Cuando llegaron al restaurante Yun Kai, la familia Shang ya estaba allí.

Todos entraron en la sala privada. La familia Shang se levantó para recibirlos y los invitó a sentarse.

Shang Zhixing miró fijamente a Pei Er, admirándola por un momento. Su cabello estaba recogido, dejando al descubierto su cuello largo. Llevaba un collar de diamantes verdes alrededor del cuello. La luz de las lámparas iluminaba su rostro y su vestido.

Su gusto era realmente bueno. El vestido que llevaba era aún más hermoso y elegante que aquel que había usado con Zhou Yi. Le gustó mucho.

Ambas familias mantuvieron una actitud cortés. Después de intercambiar algunas palabras, todos se sentaron.

Shang Zhixing abrió la silla a su lado y le hizo un gesto para que se sentara. Mientras se acercaba, le susurró: “Eres muy hermosa. El vestido te queda bien”.

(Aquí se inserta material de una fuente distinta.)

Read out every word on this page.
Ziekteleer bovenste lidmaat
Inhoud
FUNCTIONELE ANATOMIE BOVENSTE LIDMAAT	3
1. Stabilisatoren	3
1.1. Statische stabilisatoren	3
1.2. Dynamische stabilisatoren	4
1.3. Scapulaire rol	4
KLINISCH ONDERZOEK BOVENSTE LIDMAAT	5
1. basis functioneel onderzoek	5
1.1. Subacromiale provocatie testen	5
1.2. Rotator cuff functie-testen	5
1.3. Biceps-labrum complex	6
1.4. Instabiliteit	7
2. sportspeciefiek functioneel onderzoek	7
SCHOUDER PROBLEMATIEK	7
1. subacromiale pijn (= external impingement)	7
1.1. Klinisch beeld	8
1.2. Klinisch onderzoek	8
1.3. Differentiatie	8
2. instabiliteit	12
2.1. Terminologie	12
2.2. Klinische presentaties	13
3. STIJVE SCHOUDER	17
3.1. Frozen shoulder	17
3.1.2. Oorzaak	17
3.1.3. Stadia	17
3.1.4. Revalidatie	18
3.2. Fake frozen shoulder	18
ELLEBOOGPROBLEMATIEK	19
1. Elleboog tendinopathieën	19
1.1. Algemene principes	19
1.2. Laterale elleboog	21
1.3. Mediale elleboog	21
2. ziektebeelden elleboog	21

Pei Er sonrió y preguntó: “¿Soy yo quien es hermosa o el vestido?”

“Por supuesto, eres tú”.

La cena no fue muy animada. Solo intercambiaron palabras corteses.

Shang Xie solo quería conocer a Pei Pingxuan y su esposa. Eso ya era un gran honor para ellos. No hablaron mucho. Qin Xun’an y el anciano mantuvieron la conversación.

El anciano pidió al mayordomo que le entregara los regalos que había preparado: una tarjeta bancaria y algunos documentos relacionados con propiedades.